The gastro-oesophageal junction (GOJ) connects the oesophagus and the stomach. The GOJ regulates the passage of food through a pressure barrier. Contraction of the surrounding circular and longitudinal muscle layers result in changes of intraluminal pressure gradient for allowing antegrade passage of food. Dysfunction of the GOJ lead to common upper gastrointestinal (GI) disorders such as achalasia and gastro-oesophageal reflux disease (GORD). The main aim of thesis was to develop a subject specific GOJ finite element model based on unique ultra-mill image data of the human GOJ. The geometry was constructed by taking nodes at the boundary of the segmented images at consistent angular intervals relative to the centroid. Elements were created using uniform tessellations patterns. The constructed anatomy was compared to an existing GOJ model constructed from the visible human dataset. The new ultra-mill model contained a decreased intraluminal cavity (1,324 vs. 5,400 mm3) and muscle volumes (1,540 vs. 15,700 mm3), and a reduced length (48.3 vs. 24.5 mm).
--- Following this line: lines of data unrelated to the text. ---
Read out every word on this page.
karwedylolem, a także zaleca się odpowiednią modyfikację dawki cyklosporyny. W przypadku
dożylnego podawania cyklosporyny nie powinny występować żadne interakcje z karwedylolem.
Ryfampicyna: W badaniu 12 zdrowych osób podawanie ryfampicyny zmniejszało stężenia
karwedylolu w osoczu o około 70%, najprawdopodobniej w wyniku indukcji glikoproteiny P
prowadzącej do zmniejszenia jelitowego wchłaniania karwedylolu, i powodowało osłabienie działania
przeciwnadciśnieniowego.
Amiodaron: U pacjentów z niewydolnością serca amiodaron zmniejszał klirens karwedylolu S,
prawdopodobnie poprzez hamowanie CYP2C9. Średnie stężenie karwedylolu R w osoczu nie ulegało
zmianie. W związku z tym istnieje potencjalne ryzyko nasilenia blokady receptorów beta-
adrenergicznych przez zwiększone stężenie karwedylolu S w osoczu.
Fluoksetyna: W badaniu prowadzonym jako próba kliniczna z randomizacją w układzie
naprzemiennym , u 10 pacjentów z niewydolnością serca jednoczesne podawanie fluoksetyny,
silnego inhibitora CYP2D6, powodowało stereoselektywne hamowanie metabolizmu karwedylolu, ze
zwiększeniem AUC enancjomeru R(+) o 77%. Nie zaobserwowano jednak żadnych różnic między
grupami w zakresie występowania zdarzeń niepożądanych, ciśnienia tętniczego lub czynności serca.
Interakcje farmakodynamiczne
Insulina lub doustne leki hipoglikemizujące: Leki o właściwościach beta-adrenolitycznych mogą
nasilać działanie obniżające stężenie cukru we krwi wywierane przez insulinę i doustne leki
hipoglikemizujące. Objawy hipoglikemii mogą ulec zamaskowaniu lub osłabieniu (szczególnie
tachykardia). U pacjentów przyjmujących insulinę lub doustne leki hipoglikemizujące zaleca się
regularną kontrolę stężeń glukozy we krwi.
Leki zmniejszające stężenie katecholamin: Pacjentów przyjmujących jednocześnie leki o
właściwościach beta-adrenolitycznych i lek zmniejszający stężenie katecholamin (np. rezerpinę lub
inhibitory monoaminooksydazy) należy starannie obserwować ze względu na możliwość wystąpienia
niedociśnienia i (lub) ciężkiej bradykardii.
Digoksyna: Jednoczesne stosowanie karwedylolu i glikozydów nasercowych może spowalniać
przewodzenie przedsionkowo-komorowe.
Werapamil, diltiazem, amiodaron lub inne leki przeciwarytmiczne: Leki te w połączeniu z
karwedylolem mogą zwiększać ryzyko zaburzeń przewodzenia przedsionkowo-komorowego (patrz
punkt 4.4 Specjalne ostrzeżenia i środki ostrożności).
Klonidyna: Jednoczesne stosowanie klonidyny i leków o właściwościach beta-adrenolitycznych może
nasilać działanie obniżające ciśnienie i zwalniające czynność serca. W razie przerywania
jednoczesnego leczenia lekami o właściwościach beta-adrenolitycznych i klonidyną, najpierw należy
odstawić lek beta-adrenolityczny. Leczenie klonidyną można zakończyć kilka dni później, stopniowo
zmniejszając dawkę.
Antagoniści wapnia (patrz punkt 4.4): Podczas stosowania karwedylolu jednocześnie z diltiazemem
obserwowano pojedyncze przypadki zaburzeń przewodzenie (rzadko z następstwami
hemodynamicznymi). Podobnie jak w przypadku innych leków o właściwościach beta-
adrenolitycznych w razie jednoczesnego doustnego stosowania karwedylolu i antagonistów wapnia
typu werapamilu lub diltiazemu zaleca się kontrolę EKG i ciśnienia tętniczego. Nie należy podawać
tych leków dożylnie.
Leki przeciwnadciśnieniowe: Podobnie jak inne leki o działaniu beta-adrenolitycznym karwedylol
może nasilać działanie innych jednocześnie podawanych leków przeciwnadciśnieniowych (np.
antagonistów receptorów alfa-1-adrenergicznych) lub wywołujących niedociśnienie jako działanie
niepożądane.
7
The biomechanical analysis revealed that the ultra-mill model developed a lower pressure than the visible human model (0.419 vs. 4.360 kPa). Changing material law parameters yielded indeterminant relationships with the pressure developed. However, the variables of wall thickness, length, width, and size had strong positive linear relationships with pressure, thought to be due increases in cavity volume. Further investigation revealed a difference in degree of influence between variables after adjusting for cavity volume. Aside from size, length was the most influential factor, followed by width, then muscle wall thickness. The results suggest that tissue preparation method and geometry length have a large influence on pressure developed. In conclusion, the work presented in this thesis provides insight into for the inter-individual variability in GOJ pressure. The model lays the groundwork for more sophisticated simulations predicting the dysfunctions associated with the GOJ.